B-School for the world where we study with 90 other nationalities: this surely is bound to create a certain disorder—even a mess. Or does it?

There is a natural and mathematical phenomenon known as a fractal. On a small scale, everything seems totally disorganised. However, once you start zooming out, the pattern keeps repeating itself and suddenly, everything comes into focus to reveal a unique, beautiful organisation. Let’s take a walk together, down memory lane.

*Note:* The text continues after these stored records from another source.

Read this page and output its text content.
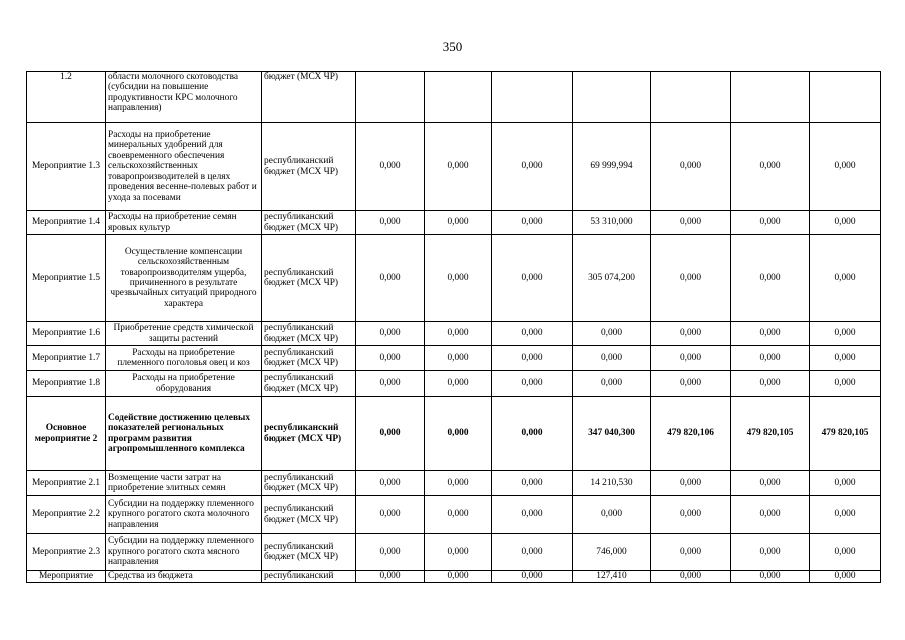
350
1.2	области молочного скотоводства (субсидии на повышение продуктивности КРС молочного направления)	бюджет (МСХ ЧР)							
Мероприятие 1.3	Расходы на приобретение минеральных удобрений для своевременного обеспечения сельскохозяйственных товаропроизводителей в целях проведения весенне-полевых работ и ухода за посевами	республиканский бюджет (МСХ ЧР)	0,000	0,000	0,000	69 999,994	0,000	0,000	0,000
Мероприятие 1.4	Расходы на приобретение семян яровых культур	республиканский бюджет (МСХ ЧР)	0,000	0,000	0,000	53 310,000	0,000	0,000	0,000
Мероприятие 1.5	Осуществление компенсации сельскохозяйственным товаропроизводителям ущерба, причиненного в результате чрезвычайных ситуаций природного характера	республиканский бюджет (МСХ ЧР)	0,000	0,000	0,000	305 074,200	0,000	0,000	0,000
Мероприятие 1.6	Приобретение средств химической защиты растений	республиканский бюджет (МСХ ЧР)	0,000	0,000	0,000	0,000	0,000	0,000	0,000
Мероприятие 1.7	Расходы на приобретение племенного поголовья овец и коз	республиканский бюджет (МСХ ЧР)	0,000	0,000	0,000	0,000	0,000	0,000	0,000
Мероприятие 1.8	Расходы на приобретение оборудования	республиканский бюджет (МСХ ЧР)	0,000	0,000	0,000	0,000	0,000	0,000	0,000
Основное мероприятие 2	Содействие достижению целевых показателей региональных программ развития агропромышленного комплекса	республиканский бюджет (МСХ ЧР)	0,000	0,000	0,000	347 040,300	479 820,106	479 820,105	479 820,105
Мероприятие 2.1	Возмещение части затрат на приобретение элитных семян	республиканский бюджет (МСХ ЧР)	0,000	0,000	0,000	14 210,530	0,000	0,000	0,000
Мероприятие 2.2	Субсидии на поддержку племенного крупного рогатого скота молочного направления	республиканский бюджет (МСХ ЧР)	0,000	0,000	0,000	0,000	0,000	0,000	0,000
Мероприятие 2.3	Субсидии на поддержку племенного крупного рогатого скота мясного направления	республиканский бюджет (МСХ ЧР)	0,000	0,000	0,000	746,000	0,000	0,000	0,000
Мероприятие	Средства из бюджета	республиканский	0,000	0,000	0,000	127,410	0,000	0,000	0,000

For the first four months of the MBA, each student is part of a five-man team, with which most projects are accomplished. Take one of my colleagues, a Japanese with a background in sales. He underwent a major in Czech studies. He then married a fantastic Czech woman and they now both have a little two-year-old son who is one of the stars on campus. The little kid will grow up speaking Japanese and Czech, and before he’s a teen, he will probably have a good understanding of English as well. Pretty amazing, no?

I was grouped with a trilingual Japanese, as well as an Indian having been brought up in the Middle-East, a Turkish having moved to England in her late teens, and a Chinese specialising in marketing and business intelligence. I, a Canadian with a background ‘à-la’ Walter White from Breaking Bad (i.e., chemistry), completed this odd quintet.

At INSEAD, there are 59 other teams on the Europe Campus, and another 45 in Singapore. A beautiful pattern of diversity that you might fail to see at first. But halfway through the programme, one can only look around and be amazed at this beautiful inclusive and cohesive diversity. One of the wonders of the modern world, I must say.

All of us come from different backgrounds and cultures, and this has undoubtedly created tensions within the group. As difficult as these tensions might prove to be, it’s usually through these frictions that one gains awareness of others, and even more so of oneself.

I must admit, INSEAD can be a bittersweet experience.

Four weeks ago, many of us bid each other farewell as students from core groups and sections went their own ways. Some of the friendships born out of the pressure cooker that a 10-month MBA is will only be rekindled upon graduation, as the waltz of campus switching takes place. So it is with nostalgia that P2 ended.

On the other hand, I was certain group work was over. Therefore, I wouldn’t have to coordinate with other’s schedules which would ease logistics. Once again, INSEAD proved me wrong! The fun was just beginning with my initial team being dissolved, and 6 teams being created, one for each elective class. A great and fantastic way to try and apply the learnings of the first four months.

The sweetest part? Receiving a fresh contingent of new faces from Singapore! Remembering the fun of meeting great and engaging people that was the first weeks of the programme! And with the great weather that came along, BBQs began, and the last four weeks have gone by in a flash. Right at the midpoint, halfway in our MBA. Most likely, halfway out.